Nearly 30 years before he would become president, a young Abraham Lincoln began his political career by running for a seat in the Illinois General Assembly. Although he was largely self-taught, his passion for public education was already evident. In a campaign letter to those he hoped to serve, he called it “the most important subject which we as a people can be engaged in.”
His words are a welcome contrast to the remarks Lt. Gov. Jenean Hampton gave last week to The Eastern Progress newspaper. “Those of us who go to work must give part of their earnings to put you through college, and I disagree with that,” she said, as if educating the next generation of citizens was a burden rather than an opportunity.

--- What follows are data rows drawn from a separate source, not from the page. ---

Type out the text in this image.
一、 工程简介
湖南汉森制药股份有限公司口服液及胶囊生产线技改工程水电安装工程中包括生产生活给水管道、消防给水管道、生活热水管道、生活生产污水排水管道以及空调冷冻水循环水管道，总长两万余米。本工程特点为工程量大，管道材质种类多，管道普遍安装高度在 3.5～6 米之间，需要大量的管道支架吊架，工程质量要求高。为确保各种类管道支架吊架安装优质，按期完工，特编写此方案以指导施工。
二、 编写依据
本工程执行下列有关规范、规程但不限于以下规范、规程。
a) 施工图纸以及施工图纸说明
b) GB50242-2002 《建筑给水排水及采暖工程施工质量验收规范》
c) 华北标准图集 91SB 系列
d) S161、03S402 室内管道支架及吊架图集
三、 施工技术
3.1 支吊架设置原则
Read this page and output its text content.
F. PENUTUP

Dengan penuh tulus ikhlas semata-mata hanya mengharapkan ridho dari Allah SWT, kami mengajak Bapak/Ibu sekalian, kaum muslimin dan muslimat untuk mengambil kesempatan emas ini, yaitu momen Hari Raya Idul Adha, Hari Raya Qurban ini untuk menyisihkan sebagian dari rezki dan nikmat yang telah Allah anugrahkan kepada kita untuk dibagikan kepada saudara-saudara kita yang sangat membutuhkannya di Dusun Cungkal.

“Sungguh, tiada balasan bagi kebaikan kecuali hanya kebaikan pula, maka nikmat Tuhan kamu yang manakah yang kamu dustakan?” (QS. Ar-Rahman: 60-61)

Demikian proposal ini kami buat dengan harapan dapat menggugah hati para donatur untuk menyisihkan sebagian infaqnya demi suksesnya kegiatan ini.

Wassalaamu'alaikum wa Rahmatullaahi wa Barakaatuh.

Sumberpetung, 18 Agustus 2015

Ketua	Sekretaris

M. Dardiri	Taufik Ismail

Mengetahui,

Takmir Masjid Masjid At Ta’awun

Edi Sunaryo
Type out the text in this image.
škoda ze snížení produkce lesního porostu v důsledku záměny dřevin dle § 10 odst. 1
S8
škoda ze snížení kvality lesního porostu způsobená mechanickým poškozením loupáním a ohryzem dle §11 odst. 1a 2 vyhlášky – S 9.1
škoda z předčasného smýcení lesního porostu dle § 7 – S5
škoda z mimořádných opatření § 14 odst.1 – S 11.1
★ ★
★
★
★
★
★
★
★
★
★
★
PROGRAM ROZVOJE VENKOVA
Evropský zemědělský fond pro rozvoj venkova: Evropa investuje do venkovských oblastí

Her words also directly contradict state law, which says that “the general welfare and material well-being of citizens of the Commonwealth depend in large measure upon the development of a well-educated and highly trained workforce.”
To put that in another way, whatever savings she thinks we might see from not funding higher education would pale against the losses caused by businesses looking elsewhere for that well-educated and highly trained workforce.
Those who want to cut higher education seem unaware of what has already occurred as the lingering result of the 2008 worldwide recession. In the last eight years, Kentucky’s public colleges and universities have seen their revenues from the state drop by about a third when adjusting for inflation. The state covered about 70 percent of these institutions’ budgets when most of today’s college students were in elementary school; now, that figure is below 40 percent, resulting in steep increases in tuition.
That is the climate in which Governor Bevin seeks to cut higher education even more, and this is also the climate that Lieutenant Governor Hampton apparently thinks is still too generous for our students. While the rest of the country is looking for ways to invest even more in these economic engines, they are anxious to see us move in the other direction at lightning speed.
All the House is trying to do is keep postsecondary funding at the same level for the next two years. Nothing more. Holding the line should not be too much to ask, especially as state revenues are expected to grow by nearly $900 million during that timeframe.
Those who say these cuts are needed to shore up our ailing public retirement systems are presenting a false choice. The House budget showed the systems can get every dollar they say they need without a dime of that coming from education.
Perhaps the biggest irony regarding the lieutenant governor’s comments is that her own college education was paid in large part through the G.I. Bill and state support of the school she attended. She and her generation benefited from this collective approach, not in spite of it, and to imply that today’s college students somehow deserve less is wrong and short-sighted.
The upcoming two-year budget has the potential to be the most important in a generation. It will either be the start of a decline that will make tomorrow’s workers less qualified for the jobs of tomorrow, or it will be the start of a renewed focus on higher education, as the House proposes through its “Work Ready” scholarship program to help many college students acquire a two-year degree tuition-free.
Lt. Governor Hampton downplays college majors like history, but if she would just study what Kentucky has done over the past two decades, she would see that our economic successes have largely tracked our willingness to put more focus on education and workforce training. We wouldn’t have led the nation the last two years in the per capita number of major job announcements without this trend.
That’s the story I wish she had told EKU’s college students and their newspaper. That’s also the story I wish she and the governor would embrace going forward. They need to learn that when it comes to our students’ education, less really is not more.